OPINIóN
Actualizado 31/03/2023 07:54:59
Mercedes Sánchez

Lucen sus hojas de distintas tonalidades, verde claro donde da más la luz del sol que los alimenta, verde muy oscuro en las zonas de sombra, casi negro, salpicados todos los óvalos de sus cabelleras por sus pequeñas bolas anaranjadas, brillante arriba por los rayos que los peinan, más denso en la parte de abajo que refleja el espesor de la hierba, tan frondosa y tan verde que se pueden ocultar los pies desnudos de quien refresca sus pasos caminando por ella, mullida, acogedora, tierna…
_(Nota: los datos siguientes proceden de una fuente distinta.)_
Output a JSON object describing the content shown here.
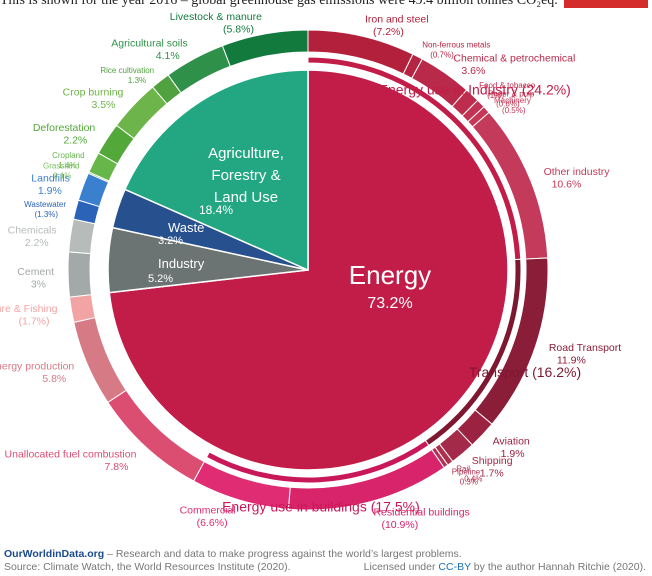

Y entre verdores de copas y esféricas naranjas aparecen con avidez inusitada sus blancas flores. Tanto el cáliz como su corola son blancos inmaculados, de ésta surge en el centro una corona de la que salen sus pajizos filamentos.

Aroma que todo lo inunda, pureza que todo lo abarca, como nieve de primavera entre las hojas que destacan sus amarillos estambres sobre la nívea nube de sus cinco pétalos.

Flor blanca la llamaron, y la bautizaron en su idioma árabe como azahar. La floración nos visita tan sólo durante un mes, cada primavera, hasta que llega el momento en el que las flores se desploman al suelo y lo alfombran, desapareciendo con el viento invisible. En aquellas más aferradas a la rama nace su fruto, la naranja. Así pasa del perfume inconfundible de su esencia al sabor único de sus gajos y al olor de su piel.

El azahar, símbolo de pureza, inocencia, fertilidad, felicidad, amor, adornaba a las novias árabes, y su tradición se extendió por otros países.

La primavera, con su trabajo afanado, nos presta, durante un breve tiempo, esta sinfonía perfecta de colores y olores mientras encanecen los naranjos.